Her involvement in PRI politics began in earnest in 2003, when she was elected as a town councilor in Ciudad Valles for a three-year term. She also coordinated the National Fair of the Huasteca Potosina, held in Ciudad Valles, from 2004 to 2005.

After a time in which she worked in various PRI positions and was a municipal-level coordinator in the early stages of the PRI's San Luis Potosí gubernatorial campaign, Guerrero ran for and won a seat in the federal Chamber of Deputies from the Fourth Federal Electoral District of San Luis Potosí, centered on Ciudad Valles. In the 61st Congress, she sat on the commissions dealing with Attention to Vulnerable Groups, Health, and Cooperative Development and Social Economy; she also headed the PRI delegation of deputies from San Luis Potosí. Simultaneously, she served as a national political councilor within the PRI and became the national Secretary of Women's Action in the Confederación Nacional Campesina.

From 2012 to 2015, Guerrero Coronado served in the local legislature as a deputy to the 60th session of the Congress of San Luis Potosí, where she was the vice president of the State Finances and Oversight Commissions and also sat on those dealing with Health and Social Aid, as well as Communications and Transportation. In 2015, she was a precandidate for the municipal presidency of Ciudad Valles, but the PRI opted to select another candidate.

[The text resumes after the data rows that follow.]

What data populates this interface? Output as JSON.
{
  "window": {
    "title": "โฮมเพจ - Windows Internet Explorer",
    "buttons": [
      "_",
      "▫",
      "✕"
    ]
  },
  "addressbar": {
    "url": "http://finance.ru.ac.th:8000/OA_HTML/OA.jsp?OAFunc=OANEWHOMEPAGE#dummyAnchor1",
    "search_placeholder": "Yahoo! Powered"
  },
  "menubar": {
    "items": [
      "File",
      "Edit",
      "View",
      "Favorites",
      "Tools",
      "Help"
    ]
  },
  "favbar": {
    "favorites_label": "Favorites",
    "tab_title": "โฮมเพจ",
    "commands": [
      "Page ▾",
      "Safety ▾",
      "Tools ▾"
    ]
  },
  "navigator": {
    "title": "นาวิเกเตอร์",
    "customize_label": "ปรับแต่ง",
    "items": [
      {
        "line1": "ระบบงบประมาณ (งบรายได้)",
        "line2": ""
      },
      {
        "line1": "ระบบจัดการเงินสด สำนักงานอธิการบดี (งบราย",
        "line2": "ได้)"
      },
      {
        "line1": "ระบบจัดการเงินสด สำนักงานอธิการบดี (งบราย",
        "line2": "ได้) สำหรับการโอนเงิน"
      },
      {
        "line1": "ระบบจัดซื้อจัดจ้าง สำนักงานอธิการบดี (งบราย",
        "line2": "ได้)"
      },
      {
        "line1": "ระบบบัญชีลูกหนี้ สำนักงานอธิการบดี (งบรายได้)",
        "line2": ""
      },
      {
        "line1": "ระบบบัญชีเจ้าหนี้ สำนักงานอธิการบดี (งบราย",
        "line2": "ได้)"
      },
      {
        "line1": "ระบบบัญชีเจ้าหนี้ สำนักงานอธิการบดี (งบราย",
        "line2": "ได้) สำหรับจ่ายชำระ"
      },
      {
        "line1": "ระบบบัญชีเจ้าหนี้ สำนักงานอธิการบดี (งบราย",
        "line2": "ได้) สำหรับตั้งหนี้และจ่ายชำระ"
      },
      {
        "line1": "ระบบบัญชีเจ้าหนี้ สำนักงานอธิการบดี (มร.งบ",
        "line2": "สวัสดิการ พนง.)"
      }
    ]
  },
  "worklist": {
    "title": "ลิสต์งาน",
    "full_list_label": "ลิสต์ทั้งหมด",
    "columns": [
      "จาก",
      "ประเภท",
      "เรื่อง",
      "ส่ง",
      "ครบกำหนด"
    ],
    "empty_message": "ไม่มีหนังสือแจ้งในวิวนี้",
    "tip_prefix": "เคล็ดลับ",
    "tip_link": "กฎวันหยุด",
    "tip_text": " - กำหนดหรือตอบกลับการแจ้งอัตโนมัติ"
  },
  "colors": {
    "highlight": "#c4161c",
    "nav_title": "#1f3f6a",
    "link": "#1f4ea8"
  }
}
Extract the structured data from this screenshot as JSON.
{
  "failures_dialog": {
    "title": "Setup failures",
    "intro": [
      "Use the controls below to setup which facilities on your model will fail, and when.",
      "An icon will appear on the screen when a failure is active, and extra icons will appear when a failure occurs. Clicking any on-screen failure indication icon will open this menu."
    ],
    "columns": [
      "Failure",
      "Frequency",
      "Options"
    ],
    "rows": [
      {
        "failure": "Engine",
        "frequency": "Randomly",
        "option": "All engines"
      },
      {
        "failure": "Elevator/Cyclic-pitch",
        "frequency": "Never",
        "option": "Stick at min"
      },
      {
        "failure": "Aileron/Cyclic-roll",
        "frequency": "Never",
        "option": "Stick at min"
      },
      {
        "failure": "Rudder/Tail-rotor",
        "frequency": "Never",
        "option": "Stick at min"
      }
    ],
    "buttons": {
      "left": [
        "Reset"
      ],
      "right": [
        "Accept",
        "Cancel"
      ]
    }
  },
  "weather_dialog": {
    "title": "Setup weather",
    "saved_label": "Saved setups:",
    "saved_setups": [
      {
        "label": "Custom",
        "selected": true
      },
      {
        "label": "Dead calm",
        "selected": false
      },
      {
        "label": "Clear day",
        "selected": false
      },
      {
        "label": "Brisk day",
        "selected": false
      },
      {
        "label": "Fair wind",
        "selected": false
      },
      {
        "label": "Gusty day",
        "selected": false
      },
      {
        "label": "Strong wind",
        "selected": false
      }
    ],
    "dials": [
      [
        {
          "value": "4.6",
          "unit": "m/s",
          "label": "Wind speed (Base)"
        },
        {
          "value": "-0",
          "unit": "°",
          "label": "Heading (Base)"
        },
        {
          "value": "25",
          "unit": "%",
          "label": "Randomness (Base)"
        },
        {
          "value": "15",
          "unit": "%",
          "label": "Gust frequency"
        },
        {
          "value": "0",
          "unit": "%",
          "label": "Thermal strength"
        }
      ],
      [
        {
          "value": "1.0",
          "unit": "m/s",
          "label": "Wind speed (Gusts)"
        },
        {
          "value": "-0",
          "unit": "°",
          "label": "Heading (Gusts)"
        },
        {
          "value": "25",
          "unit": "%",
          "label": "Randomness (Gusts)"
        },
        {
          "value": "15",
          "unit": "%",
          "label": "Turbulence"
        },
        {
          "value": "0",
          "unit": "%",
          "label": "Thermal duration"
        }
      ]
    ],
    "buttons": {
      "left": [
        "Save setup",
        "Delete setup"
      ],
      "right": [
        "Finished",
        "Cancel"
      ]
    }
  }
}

Guerrero returned to San Lázaro when the PRI selected her to be on its party list from the second electoral region, at the suggestion of CNC head Manuel Cota Jiménez, and obtained enough votes to send her back to the Chamber of Deputies. In the 63rd Congress, Guerrero Coronado was a secretary on the Committee for the Center of Studies for Sustainable Rural Development and Food Sovereignty, as well as commissions on Transparency and Anticorruption; Health; and Social Security.